The problem of garbage collection of recovery states for a fault-tolerant distributed shared memory (DSM) protocol is addressed in this paper. In particular, the authors build on their previous work [1,2], and prove the correctness of the algorithms they used for garbage collection of checkpoints and logs. The reader must have a solid understanding of the original system to get the most out of this paper.
Whereas a great deal of research has been conducted on DSMs, most of it has focused on performance metrics. Hence, only recently has there been any attempt to also design fault-tolerant systems. In their previous work [2], the authors address the problem of integrating independent checkpointing and logging with a scalable software DSM protocol to build a single-failure fault-tolerant DSM system that can be deployed on large-scale clusters. Independent checkpointing is used, since coordinated checkpointing requires global coordination, and scalability becomes a bottleneck for large systems. However, independent checkpointing requires a careful scheme for garbage collection of obsolete checkpoints and logs, without forcing global synchronization among processes.

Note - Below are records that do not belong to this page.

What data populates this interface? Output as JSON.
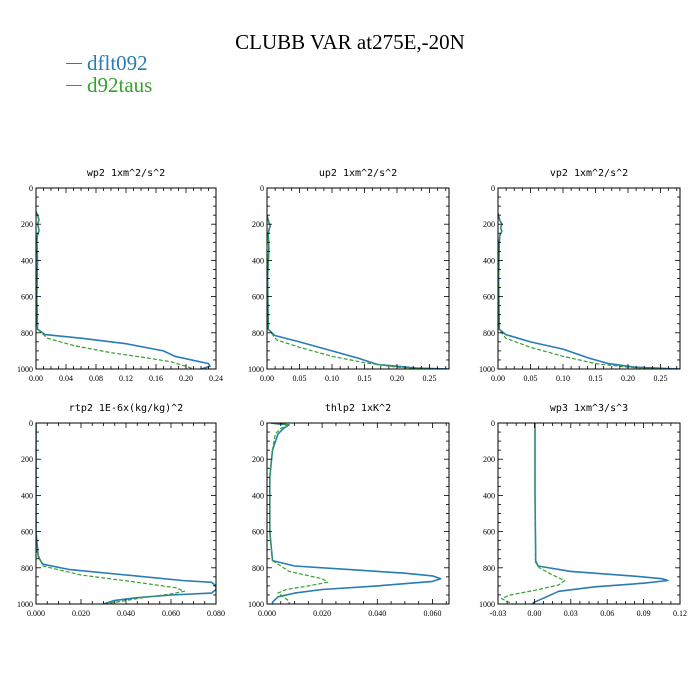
{
  "figure": {
    "title": "CLUBB VAR at275E,-20N",
    "legend": [
      {
        "label": "dflt092",
        "color": "#2a7bb3"
      },
      {
        "label": "d92taus",
        "color": "#36a02f"
      }
    ]
  },
  "chart_data": [
    {
      "type": "line",
      "title": "wp2   1xm^2/s^2",
      "xlabel": "",
      "ylabel": "",
      "xlim": [
        0,
        0.24
      ],
      "ylim": [
        1000,
        0
      ],
      "grid": false,
      "xticks": [
        0.0,
        0.04,
        0.08,
        0.12,
        0.16,
        0.2,
        0.24
      ],
      "xtick_labels": [
        "0.00",
        "0.04",
        "0.08",
        "0.12",
        "0.16",
        "0.20",
        "0.24"
      ],
      "yticks": [
        0,
        200,
        400,
        600,
        800,
        1000
      ],
      "ytick_labels": [
        "0",
        "200",
        "400",
        "600",
        "800",
        "1000"
      ],
      "series": [
        {
          "name": "dflt092",
          "x": [
            0.0,
            0.002,
            0.004,
            0.002,
            0.003,
            0.004,
            0.002,
            0.001,
            0.002,
            0.001,
            0.002,
            0.012,
            0.06,
            0.12,
            0.17,
            0.185,
            0.23,
            0.232,
            0.22
          ],
          "y": [
            130,
            150,
            175,
            200,
            215,
            235,
            260,
            300,
            400,
            600,
            780,
            810,
            830,
            860,
            900,
            930,
            970,
            985,
            1000
          ]
        },
        {
          "name": "d92taus",
          "x": [
            0.0,
            0.002,
            0.004,
            0.002,
            0.003,
            0.004,
            0.002,
            0.001,
            0.002,
            0.001,
            0.002,
            0.015,
            0.05,
            0.1,
            0.15,
            0.18,
            0.2,
            0.21
          ],
          "y": [
            130,
            150,
            175,
            200,
            215,
            235,
            260,
            300,
            400,
            600,
            780,
            830,
            870,
            910,
            940,
            960,
            985,
            1000
          ]
        }
      ]
    },
    {
      "type": "line",
      "title": "up2   1xm^2/s^2",
      "xlabel": "",
      "ylabel": "",
      "xlim": [
        0,
        0.28
      ],
      "ylim": [
        1000,
        0
      ],
      "grid": false,
      "xticks": [
        0.0,
        0.05,
        0.1,
        0.15,
        0.2,
        0.25
      ],
      "xtick_labels": [
        "0.00",
        "0.05",
        "0.10",
        "0.15",
        "0.20",
        "0.25"
      ],
      "yticks": [
        0,
        200,
        400,
        600,
        800,
        1000
      ],
      "ytick_labels": [
        "0",
        "200",
        "400",
        "600",
        "800",
        "1000"
      ],
      "series": [
        {
          "name": "dflt092",
          "x": [
            0.0,
            0.003,
            0.005,
            0.003,
            0.002,
            0.003,
            0.001,
            0.002,
            0.012,
            0.05,
            0.1,
            0.14,
            0.17,
            0.23,
            0.28
          ],
          "y": [
            150,
            190,
            210,
            230,
            260,
            330,
            500,
            780,
            815,
            850,
            900,
            940,
            975,
            995,
            1000
          ]
        },
        {
          "name": "d92taus",
          "x": [
            0.0,
            0.003,
            0.005,
            0.003,
            0.002,
            0.003,
            0.001,
            0.002,
            0.015,
            0.05,
            0.1,
            0.15,
            0.2,
            0.25
          ],
          "y": [
            150,
            190,
            210,
            230,
            260,
            330,
            500,
            780,
            840,
            880,
            930,
            965,
            990,
            1000
          ]
        }
      ]
    },
    {
      "type": "line",
      "title": "vp2   1xm^2/s^2",
      "xlabel": "",
      "ylabel": "",
      "xlim": [
        0,
        0.28
      ],
      "ylim": [
        1000,
        0
      ],
      "grid": false,
      "xticks": [
        0.0,
        0.05,
        0.1,
        0.15,
        0.2,
        0.25
      ],
      "xtick_labels": [
        "0.00",
        "0.05",
        "0.10",
        "0.15",
        "0.20",
        "0.25"
      ],
      "yticks": [
        0,
        200,
        400,
        600,
        800,
        1000
      ],
      "ytick_labels": [
        "0",
        "200",
        "400",
        "600",
        "800",
        "1000"
      ],
      "series": [
        {
          "name": "dflt092",
          "x": [
            0.0,
            0.003,
            0.006,
            0.004,
            0.006,
            0.003,
            0.002,
            0.001,
            0.002,
            0.012,
            0.05,
            0.1,
            0.14,
            0.17,
            0.21,
            0.28
          ],
          "y": [
            140,
            180,
            200,
            220,
            240,
            260,
            300,
            500,
            780,
            810,
            850,
            890,
            940,
            970,
            990,
            1000
          ]
        },
        {
          "name": "d92taus",
          "x": [
            0.0,
            0.003,
            0.006,
            0.004,
            0.006,
            0.003,
            0.002,
            0.001,
            0.002,
            0.012,
            0.05,
            0.1,
            0.15,
            0.2,
            0.25
          ],
          "y": [
            140,
            180,
            200,
            220,
            240,
            260,
            300,
            500,
            780,
            830,
            880,
            930,
            970,
            990,
            1000
          ]
        }
      ]
    },
    {
      "type": "line",
      "title": "rtp2   1E-6x(kg/kg)^2",
      "xlabel": "",
      "ylabel": "",
      "xlim": [
        0,
        0.08
      ],
      "ylim": [
        1000,
        0
      ],
      "grid": false,
      "xticks": [
        0.0,
        0.02,
        0.04,
        0.06,
        0.08
      ],
      "xtick_labels": [
        "0.000",
        "0.020",
        "0.040",
        "0.060",
        "0.080"
      ],
      "yticks": [
        0,
        200,
        400,
        600,
        800,
        1000
      ],
      "ytick_labels": [
        "0",
        "200",
        "400",
        "600",
        "800",
        "1000"
      ],
      "series": [
        {
          "name": "dflt092",
          "x": [
            0.0,
            0.0,
            0.001,
            0.003,
            0.015,
            0.04,
            0.065,
            0.078,
            0.08,
            0.08,
            0.078,
            0.06,
            0.045,
            0.035,
            0.03
          ],
          "y": [
            0,
            600,
            740,
            780,
            810,
            840,
            870,
            880,
            900,
            920,
            940,
            950,
            965,
            980,
            1000
          ]
        },
        {
          "name": "d92taus",
          "x": [
            0.0,
            0.0,
            0.003,
            0.02,
            0.045,
            0.062,
            0.066,
            0.06,
            0.05,
            0.045,
            0.038,
            0.03
          ],
          "y": [
            0,
            700,
            790,
            840,
            880,
            910,
            930,
            945,
            960,
            970,
            985,
            1000
          ]
        }
      ]
    },
    {
      "type": "line",
      "title": "thlp2   1xK^2",
      "xlabel": "",
      "ylabel": "",
      "xlim": [
        0,
        0.066
      ],
      "ylim": [
        1000,
        0
      ],
      "grid": false,
      "xticks": [
        0.0,
        0.02,
        0.04,
        0.06
      ],
      "xtick_labels": [
        "0.000",
        "0.020",
        "0.040",
        "0.060"
      ],
      "yticks": [
        0,
        200,
        400,
        600,
        800,
        1000
      ],
      "ytick_labels": [
        "0",
        "200",
        "400",
        "600",
        "800",
        "1000"
      ],
      "series": [
        {
          "name": "dflt092",
          "x": [
            0.0015,
            0.004,
            0.008,
            0.006,
            0.004,
            0.002,
            0.001,
            0.001,
            0.002,
            0.01,
            0.03,
            0.05,
            0.06,
            0.063,
            0.06,
            0.04,
            0.02,
            0.01,
            0.004,
            0.002,
            0.002
          ],
          "y": [
            0,
            5,
            10,
            30,
            60,
            150,
            300,
            600,
            760,
            790,
            810,
            830,
            845,
            860,
            875,
            900,
            920,
            940,
            960,
            990,
            1000
          ]
        },
        {
          "name": "d92taus",
          "x": [
            0.0015,
            0.004,
            0.008,
            0.005,
            0.003,
            0.002,
            0.001,
            0.001,
            0.002,
            0.008,
            0.02,
            0.022,
            0.015,
            0.007,
            0.004,
            0.006,
            0.008,
            0.008
          ],
          "y": [
            0,
            5,
            10,
            30,
            60,
            150,
            300,
            600,
            760,
            820,
            860,
            880,
            900,
            920,
            940,
            960,
            985,
            1000
          ]
        }
      ]
    },
    {
      "type": "line",
      "title": "wp3   1xm^3/s^3",
      "xlabel": "",
      "ylabel": "",
      "xlim": [
        -0.03,
        0.12
      ],
      "ylim": [
        1000,
        0
      ],
      "grid": false,
      "xticks": [
        -0.03,
        0.0,
        0.03,
        0.06,
        0.09,
        0.12
      ],
      "xtick_labels": [
        "-0.03",
        "0.00",
        "0.03",
        "0.06",
        "0.09",
        "0.12"
      ],
      "yticks": [
        0,
        200,
        400,
        600,
        800,
        1000
      ],
      "ytick_labels": [
        "0",
        "200",
        "400",
        "600",
        "800",
        "1000"
      ],
      "series": [
        {
          "name": "dflt092",
          "x": [
            0.0005,
            0.0005,
            0.001,
            0.001,
            0.003,
            0.03,
            0.08,
            0.105,
            0.11,
            0.09,
            0.05,
            0.02,
            0.01,
            0.0,
            -0.002
          ],
          "y": [
            0,
            400,
            700,
            760,
            790,
            820,
            845,
            860,
            870,
            885,
            905,
            930,
            960,
            990,
            1000
          ]
        },
        {
          "name": "d92taus",
          "x": [
            0.0005,
            0.0005,
            0.001,
            0.001,
            0.004,
            0.015,
            0.025,
            0.02,
            0.0,
            -0.02,
            -0.027,
            -0.018
          ],
          "y": [
            0,
            400,
            700,
            770,
            800,
            840,
            870,
            895,
            925,
            950,
            970,
            1000
          ]
        }
      ]
    }
  ]
}
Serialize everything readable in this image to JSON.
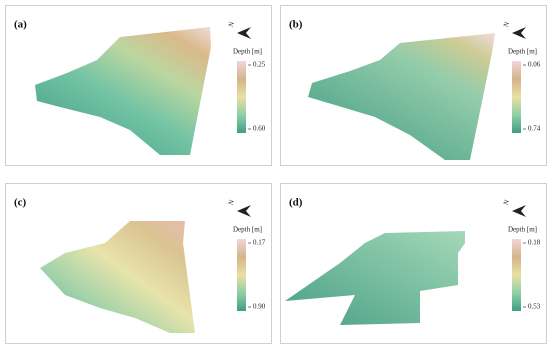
{
  "panels": [
    {
      "label": "(a)",
      "legend_title": "Depth [m]",
      "top_label": "0.25",
      "bottom_label": "0.60"
    },
    {
      "label": "(b)",
      "legend_title": "Depth [m]",
      "top_label": "0.06",
      "bottom_label": "0.74"
    },
    {
      "label": "(c)",
      "legend_title": "Depth [m]",
      "top_label": "0.17",
      "bottom_label": "0.90"
    },
    {
      "label": "(d)",
      "legend_title": "Depth [m]",
      "top_label": "0.18",
      "bottom_label": "0.53"
    }
  ]
}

The main contributions of this paper are the theoretical results on which the system described in their previous work [2] is based, namely lazy log trimming (LLT) and checkpoint garbage collection (CGC). The authors prove bounds on the minimal state that needs to be checkpointed and logged to support recovery from single-fault failures. Although not mentioned in this paper, it would be interesting to see how these ideas could be extended to a system with more than one fail-stop failure, or a system with Byzantine failures.